Suatu hari saya mendapatkan video
kiriman melalui WhatsApp. Video ini tidak langsung saya simak. Sebelum melihat
habis video ini, saya pikir isinya tentang sapi lucu. Sekilas saya memang
melihat figur sapi kecil yang masih anak-anak. Saya baru melihatnya malam
harinya. Video itu mengisahkan sisi lain dari produksi susu di Selandia Baru.
Selandia Baru
terkenal akan susu segarnya. Susu sapi tepatnya. Susu sapi hanya dapat
dihasilkan oleh sapi betina yang sedang menyusui. Untuk mendapatkan susu
sepanjang tahun, artinya sapi betina yang diunggulkan harus melahirkan anak
setiap tahunnya. Memang itulah yang terjadi. Sapi-sapi betina itu hampir setiap
tahun melahirkan anak.
Setelah
melahirkan, anak sapi itu langsung dipisahkan dari induknya. Ada beberapa anak
sapi dalam 1 peternakan. Induknya tetap di padang rumput yang subur, sementara
anak-anaknya diangkut dengan truk khusus. Anak-anak ini dikumpulkan untuk
kemudian dibawa ke pejagalan. Ya, anak-anak sapi ini akan segera dijagal dan
dijadikan makanan bagi manusia.
Anak-anak
sapi itu tidak mendapatkan susu induknya sama sekali sejak dilahirkan.

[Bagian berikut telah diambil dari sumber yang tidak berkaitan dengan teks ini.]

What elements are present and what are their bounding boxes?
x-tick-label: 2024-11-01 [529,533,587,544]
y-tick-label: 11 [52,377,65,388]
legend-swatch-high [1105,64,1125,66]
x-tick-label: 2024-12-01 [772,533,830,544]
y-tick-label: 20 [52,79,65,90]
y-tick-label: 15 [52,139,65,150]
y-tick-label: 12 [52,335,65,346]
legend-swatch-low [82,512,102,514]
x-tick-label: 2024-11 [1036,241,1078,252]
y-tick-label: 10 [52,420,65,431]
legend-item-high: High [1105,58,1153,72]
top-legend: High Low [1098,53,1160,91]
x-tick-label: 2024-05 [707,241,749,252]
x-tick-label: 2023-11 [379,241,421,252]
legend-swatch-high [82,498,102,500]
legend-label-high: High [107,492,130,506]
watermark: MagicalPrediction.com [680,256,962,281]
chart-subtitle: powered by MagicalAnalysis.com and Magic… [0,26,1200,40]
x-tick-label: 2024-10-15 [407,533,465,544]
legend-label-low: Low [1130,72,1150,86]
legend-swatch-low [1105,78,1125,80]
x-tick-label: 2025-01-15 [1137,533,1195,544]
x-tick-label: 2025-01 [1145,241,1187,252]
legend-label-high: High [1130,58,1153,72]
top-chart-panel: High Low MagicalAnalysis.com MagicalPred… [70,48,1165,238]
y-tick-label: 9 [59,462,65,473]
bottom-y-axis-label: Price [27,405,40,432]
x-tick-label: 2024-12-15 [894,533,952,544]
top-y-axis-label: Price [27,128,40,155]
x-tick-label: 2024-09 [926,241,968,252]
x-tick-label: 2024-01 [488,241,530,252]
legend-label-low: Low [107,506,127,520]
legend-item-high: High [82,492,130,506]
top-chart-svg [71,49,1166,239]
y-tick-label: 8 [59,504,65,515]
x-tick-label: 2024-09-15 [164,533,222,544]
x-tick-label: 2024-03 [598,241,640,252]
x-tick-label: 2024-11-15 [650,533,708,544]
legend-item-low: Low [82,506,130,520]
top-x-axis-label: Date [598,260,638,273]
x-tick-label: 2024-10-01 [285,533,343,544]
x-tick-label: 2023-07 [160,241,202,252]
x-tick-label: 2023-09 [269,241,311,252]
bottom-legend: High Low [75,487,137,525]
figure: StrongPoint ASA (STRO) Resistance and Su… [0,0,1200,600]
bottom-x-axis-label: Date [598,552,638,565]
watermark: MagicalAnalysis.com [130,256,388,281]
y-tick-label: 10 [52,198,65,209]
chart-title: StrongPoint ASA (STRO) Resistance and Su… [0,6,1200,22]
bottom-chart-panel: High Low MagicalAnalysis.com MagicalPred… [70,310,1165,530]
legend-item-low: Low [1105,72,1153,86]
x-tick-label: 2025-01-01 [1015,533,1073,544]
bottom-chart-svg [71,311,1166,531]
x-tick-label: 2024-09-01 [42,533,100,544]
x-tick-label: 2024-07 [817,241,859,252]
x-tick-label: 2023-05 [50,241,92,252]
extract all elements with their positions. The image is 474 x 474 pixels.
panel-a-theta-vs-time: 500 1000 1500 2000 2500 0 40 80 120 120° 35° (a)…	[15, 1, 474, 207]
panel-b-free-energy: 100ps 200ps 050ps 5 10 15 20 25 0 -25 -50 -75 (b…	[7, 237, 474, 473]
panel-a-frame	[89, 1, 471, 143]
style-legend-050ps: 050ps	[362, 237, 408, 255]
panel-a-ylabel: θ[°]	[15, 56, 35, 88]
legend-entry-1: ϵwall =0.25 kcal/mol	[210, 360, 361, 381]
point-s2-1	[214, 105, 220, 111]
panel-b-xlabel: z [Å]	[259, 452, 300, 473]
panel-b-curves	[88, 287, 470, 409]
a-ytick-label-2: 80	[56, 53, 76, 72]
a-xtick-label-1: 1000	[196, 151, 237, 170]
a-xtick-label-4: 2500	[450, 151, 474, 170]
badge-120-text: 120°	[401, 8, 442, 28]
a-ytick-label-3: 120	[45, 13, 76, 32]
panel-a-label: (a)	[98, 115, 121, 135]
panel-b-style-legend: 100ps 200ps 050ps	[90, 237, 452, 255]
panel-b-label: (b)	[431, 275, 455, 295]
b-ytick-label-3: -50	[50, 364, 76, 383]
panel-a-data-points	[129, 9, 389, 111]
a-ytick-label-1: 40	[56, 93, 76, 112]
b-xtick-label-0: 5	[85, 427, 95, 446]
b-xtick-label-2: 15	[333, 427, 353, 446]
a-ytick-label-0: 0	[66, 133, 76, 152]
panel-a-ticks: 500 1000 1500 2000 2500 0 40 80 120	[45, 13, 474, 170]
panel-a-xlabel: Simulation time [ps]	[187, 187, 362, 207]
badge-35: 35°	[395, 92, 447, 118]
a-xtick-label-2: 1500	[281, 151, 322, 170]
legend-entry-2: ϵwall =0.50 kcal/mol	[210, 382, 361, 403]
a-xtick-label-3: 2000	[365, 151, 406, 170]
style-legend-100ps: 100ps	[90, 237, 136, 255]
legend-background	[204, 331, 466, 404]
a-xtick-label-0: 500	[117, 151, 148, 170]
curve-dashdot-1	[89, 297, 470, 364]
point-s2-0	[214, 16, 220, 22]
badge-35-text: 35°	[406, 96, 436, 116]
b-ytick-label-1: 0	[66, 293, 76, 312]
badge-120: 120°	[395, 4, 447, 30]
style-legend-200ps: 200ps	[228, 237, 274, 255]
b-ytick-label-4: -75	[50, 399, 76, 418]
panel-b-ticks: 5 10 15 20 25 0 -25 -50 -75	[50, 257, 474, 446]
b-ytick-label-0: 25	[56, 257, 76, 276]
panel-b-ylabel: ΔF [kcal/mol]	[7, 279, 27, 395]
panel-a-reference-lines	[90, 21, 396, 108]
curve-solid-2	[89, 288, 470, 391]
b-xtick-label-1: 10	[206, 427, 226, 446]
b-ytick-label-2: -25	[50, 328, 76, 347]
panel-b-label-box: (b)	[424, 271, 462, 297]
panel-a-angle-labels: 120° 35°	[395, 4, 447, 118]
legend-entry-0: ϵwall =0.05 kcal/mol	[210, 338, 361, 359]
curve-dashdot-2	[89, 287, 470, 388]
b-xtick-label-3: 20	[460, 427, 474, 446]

Banyak
anak sapi yang menjadi lemah bahkan mati dalam perjalanan itu. Anak sapi yang
mati langsung dibuang dan tidak dijadikan pangan. Yang berhasil melewati
perjalanan itu, akhirnya harus menemui ajalnya di pejagalan.
Saya cukup
sedih dan prihatin melihat video itu. Apalagi di video itu ada teks yang
mengisahkan tentang kekejaman di balik segelas susu. Video itu sepertinya
memang membawa orang untuk menempatkan diri di sudut pandang sapi. Kabarnya,
anak-anak sapi itu umurnya paling lama hanya seminggu sebelum dijadikan daging.
Secara
logika, sebenarnya wajar-wajar saja menjadikan sapi (dan anak sapi) menjadi
makanan. Daging sapi yang dijadikan makanan bukanlah sesuatu yang baru di dunia
ini. Namun jadi berbeda halnya ketika melihat perjalanan yang harus dilalui
anak-anak sapi itu. Anak-anak yang lucu itu diperlakukan tanpa
perikebinatangan. Benar-benar diperlakukan seperti barang.
Setelah
melihat video itu, mungkin saya tidak akan tega lagi memakan daging anak sapi.